Most Importantly, you have the data to be make an informed decision.


Due to the probabilistic nature of generative AI, your prompt likely
has some issues. Even if your accuracy on your test set is 100%, there
are probably unknown inputs that produce incorrect outputs. Therefore,
you should trust but verify and add verification failures to your
demonstration set
in order to develop new prompts and increase accuracy.

Verification is highly dependent on the problem. For our calendar application
example, we may want to explicitly ask users: “is this event correct?” And
if they say “no,” then log the natural language input for human review.
Or, we can maybe do better to automatically track any events our users
manually change after our automatic information extraction3.

As a different example, if our prompt is generating code (such as a regular
expression or programming language text), we can — at a minimum — try to
parse it. Parsing should never be a security concern4, and it gives
at least the most basic validation that at least syntax is correct.
And again, if this verification fails, we can log the input and output,
grow our demonstration set, and develop better prompts.

Verification also helps against adversarial prompting.
Adversarial prompting is a whole topic unto itself, and I won’t cover it
in this post.


This blog post demonstrates how developing a prompt can — in my opinion —
be an engineering practice. It describes a systematic approach to identifying
a problem, forming solutions, validating those solutions, and applying
continuous improvement to refine those solutions.

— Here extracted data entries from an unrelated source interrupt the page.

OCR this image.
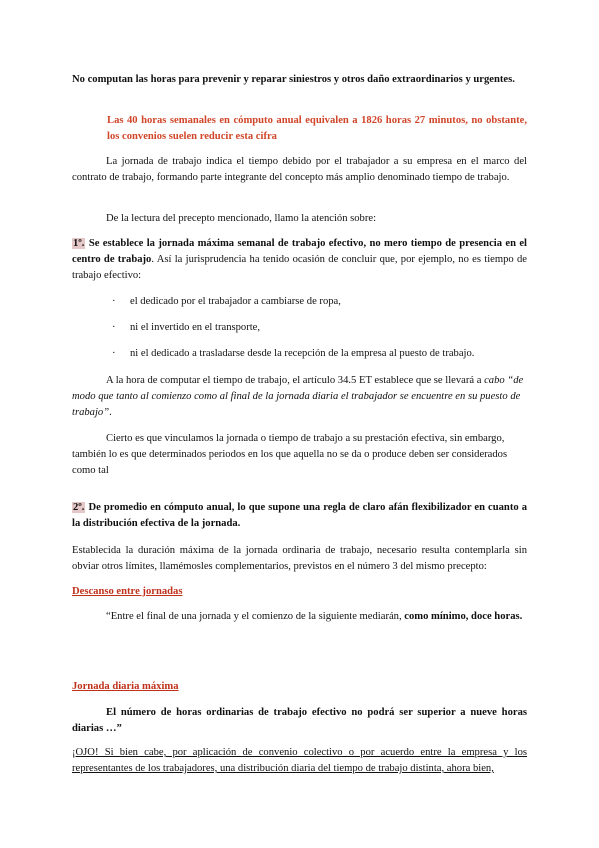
No computan las horas para prevenir y reparar siniestros y otros daño extraordinarios y urgentes.

Las 40 horas semanales en cómputo anual equivalen a 1826 horas 27 minutos, no obstante, los convenios suelen reducir esta cifra

La jornada de trabajo indica el tiempo debido por el trabajador a su empresa en el marco del contrato de trabajo, formando parte integrante del concepto más amplio denominado tiempo de trabajo.

De la lectura del precepto mencionado, llamo la atención sobre:

1º. Se establece la jornada máxima semanal de trabajo efectivo, no mero tiempo de presencia en el centro de trabajo. Así la jurisprudencia ha tenido ocasión de concluir que, por ejemplo, no es tiempo de trabajo efectivo:

· el dedicado por el trabajador a cambiarse de ropa,
· ni el invertido en el transporte,
· ni el dedicado a trasladarse desde la recepción de la empresa al puesto de trabajo.

A la hora de computar el tiempo de trabajo, el artículo 34.5 ET establece que se llevará a cabo “de modo que tanto al comienzo como al final de la jornada diaria el trabajador se encuentre en su puesto de trabajo”.

Cierto es que vinculamos la jornada o tiempo de trabajo a su prestación efectiva, sin embargo, también lo es que determinados periodos en los que aquella no se da o produce deben ser considerados como tal

2º. De promedio en cómputo anual, lo que supone una regla de claro afán flexibilizador en cuanto a la distribución efectiva de la jornada.

Establecida la duración máxima de la jornada ordinaria de trabajo, necesario resulta contemplarla sin obviar otros límites, llamémosles complementarios, previstos en el número 3 del mismo precepto:

Descanso entre jornadas

“Entre el final de una jornada y el comienzo de la siguiente mediarán, como mínimo, doce horas.

Jornada diaria máxima

El número de horas ordinarias de trabajo efectivo no podrá ser superior a nueve horas diarias …”

¡OJO! Si bien cabe, por aplicación de convenio colectivo o por acuerdo entre la empresa y los representantes de los trabajadores, una distribución diaria del tiempo de trabajo distinta, ahora bien,
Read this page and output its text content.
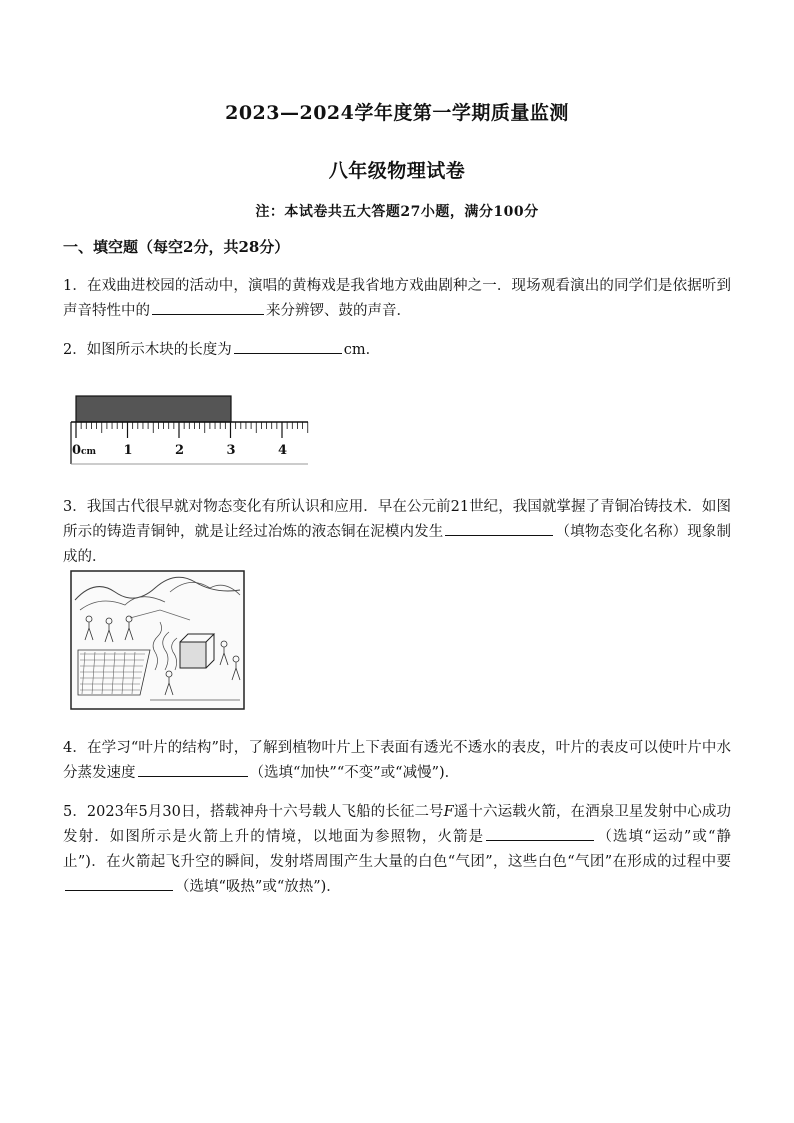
2023—2024学年度第一学期质量监测
八年级物理试卷
注：本试卷共五大答题27小题，满分100分
一、填空题（每空2分，共28分）
1．在戏曲进校园的活动中，演唱的黄梅戏是我省地方戏曲剧种之一．现场观看演出的同学们是依据听到声音特性中的	来分辨锣、鼓的声音．
2．如图所示木块的长度为	cm．
0cm 1	2	3	4
3．我国古代很早就对物态变化有所认识和应用．早在公元前21世纪，我国就掌握了青铜冶铸技术．如图所示的铸造青铜钟，就是让经过冶炼的液态铜在泥模内发生	（填物态变化名称）现象制成的．
4．在学习“叶片的结构”时，了解到植物叶片上下表面有透光不透水的表皮，叶片的表皮可以使叶片中水分蒸发速度	（选填“加快”“不变”或“减慢”)．
5．2023年5月30日，搭载神舟十六号载人飞船的长征二号F遥十六运载火箭，在酒泉卫星发射中心成功发射．如图所示是火箭上升的情境，以地面为参照物，火箭是	（选填“运动”或“静止”)．在火箭起飞升空的瞬间，发射塔周围产生大量的白色“气团”，这些白色“气团”在形成的过程中要（选填“吸热”或“放热”)．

Compare the approach in this post to “Blind Prompting” which relies on anecdotal experience and
pervasive trial-and-error to arrive at some proposed solution, and often doesn’t
build the proper systematic infrastructure to reliably iterate on prompts
as time goes on.

I want to note that blog post is very elementary. There are multiple places
in this post that could be improved with more advanced techniques that
are already well-known. Further, I didn’t cover important topics such as
adversarial prompting. As a specific example, there are more scientific approaches
to choosing the best examples for a few-shot prompt, but I wanted to keep
this post to the basics as much as possible. If you want to learn some
more advanced techniques, Prompt Engineering by Lilian Weng
provides a fantastic overview.

Additionally, everyone is rapidly moving to higher-order LLM integrations: prompt chaining,
agents, etc. Some people argue that future innovations such as these and
more will make human prompting obsolete. Regardless of if this is true or not, I am someone
who believes learning things from “first principles”5
is valuable and I think that learning prompting techniques such as this
has only improved my ability to utilize higher-order language model techniques.
I also believe basic prompting such as this still enables better
performance of higher-order concepts.